Tuesday, February 1, 2011

The Tree, tending to

 
I suck at sitting still. I can sit, but the still part, I've gotta work on. My mind is flighty, unmoored.

In this respect, being sick this past week, and not running, has given me something I had fallen out of touch with. I dusted off the mat and got back to yoga. Note to self: you get stiff quick if you don't put in some time.

And hitting a bit of the mental immersion back into practice, I read a bit of Patanjali's Yoga Sutra. I've always gleaned a lot from that honed style of writing, from The Bhagavad Gita, The Dhammapada, where you are reading fragments, distilled to the fewest words and simple cadence. In the introduction to the Yoga Sutra, Mark Whitwell talks about the "Sutra" style like this:

The style known as Sutra, that which has few words, yet is free from ambiguity, full of essence, universal in context and affirmative.

And with further study and practice, "the message takes on a deeper resonance and becomes more relevant, more revealing."

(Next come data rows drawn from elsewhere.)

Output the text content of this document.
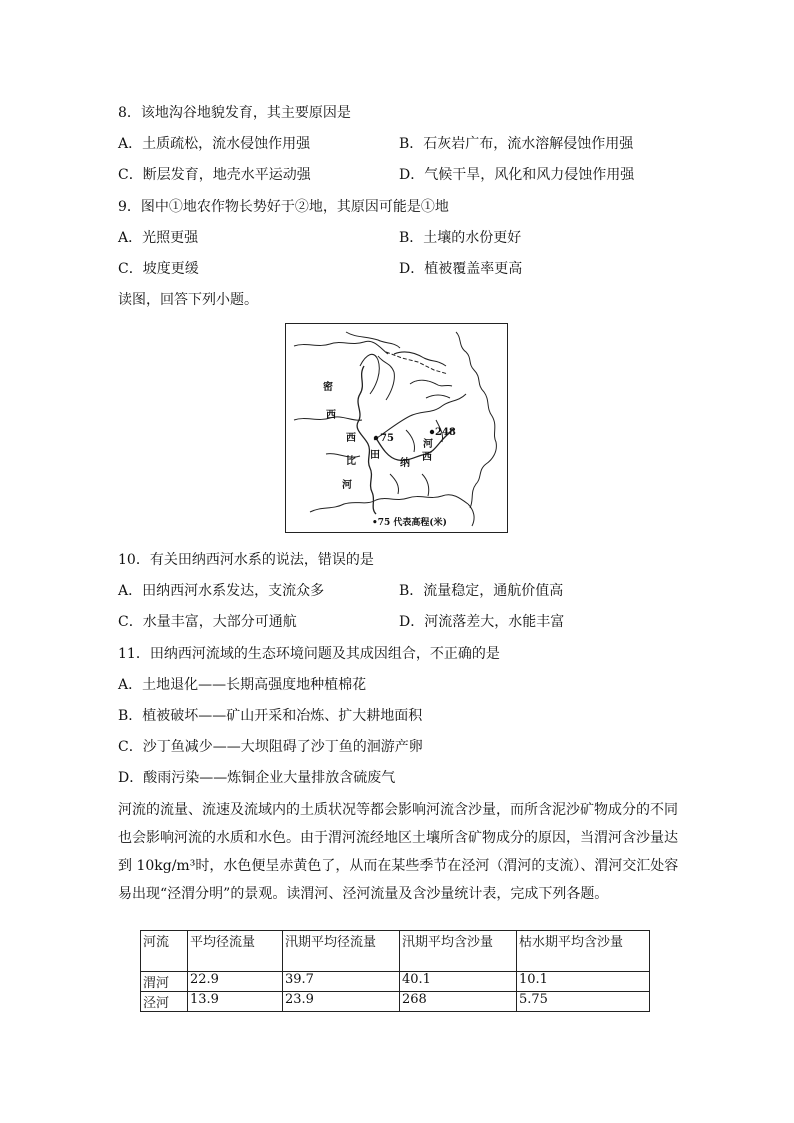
8．该地沟谷地貌发育，其主要原因是
A．土质疏松，流水侵蚀作用强	B．石灰岩广布，流水溶解侵蚀作用强
C．断层发育，地壳水平运动强	D．气候干旱，风化和风力侵蚀作用强
9．图中①地农作物长势好于②地，其原因可能是①地
A．光照更强	B．土壤的水份更好
C．坡度更缓	D．植被覆盖率更高
读图，回答下列小题。
密
西
西
比
河
75
248
田
纳
西
河
•75 代表高程(米)
10．有关田纳西河水系的说法，错误的是
A．田纳西河水系发达，支流众多	B．流量稳定，通航价值高
C．水量丰富，大部分可通航	D．河流落差大，水能丰富
11．田纳西河流域的生态环境问题及其成因组合，不正确的是
A．土地退化——长期高强度地种植棉花
B．植被破坏——矿山开采和冶炼、扩大耕地面积
C．沙丁鱼减少——大坝阻碍了沙丁鱼的洄游产卵
D．酸雨污染——炼铜企业大量排放含硫废气
河流的流量、流速及流域内的土质状况等都会影响河流含沙量，而所含泥沙矿物成分的不同
也会影响河流的水质和水色。由于渭河流经地区土壤所含矿物成分的原因，当渭河含沙量达
到 10kg/m³时，水色便呈赤黄色了，从而在某些季节在泾河（渭河的支流）、渭河交汇处容
易出现“泾渭分明”的景观。读渭河、泾河流量及含沙量统计表，完成下列各题。
河流	平均径流量	汛期平均径流量	汛期平均含沙量	枯水期平均含沙量
渭河	22.9	39.7	40.1	10.1
泾河	13.9	23.9	268	5.75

And that's sort of it. The cats who write like that, whether poetry, aphorism, sutra--few words, full of essence, universal in context, more relevant and revealing upon further reading--those are the folks I come back to.

Balance and patience don't come easy for me. But I also recognize how much trying to incorporate or practice each gives back to me. This time of year, cold but not enough snow to have fun in, too cold to dig being outside, I see photos of trails, of mountains, of singletrack through the woods, and I want to be there.

But, still being a new year, I also think about all the shit that I've left untended. That I've been meaning to get to, work on, read, what-have-you. One of those things for me is a book I'd forgotten about, John Fowles's The Tree, which kept getting bumped for something else, but is all those things I dig about reading and I settled into this morning. It could be one of those ass pocket of wonder books. We'll see.

Another one of those things is yoga. And as Patanjali says, "Yoga is the resolution of the agitations of the mind." I could use a little of that.

The other stuff? Well, I'm working on a list. I'll get back to you on that.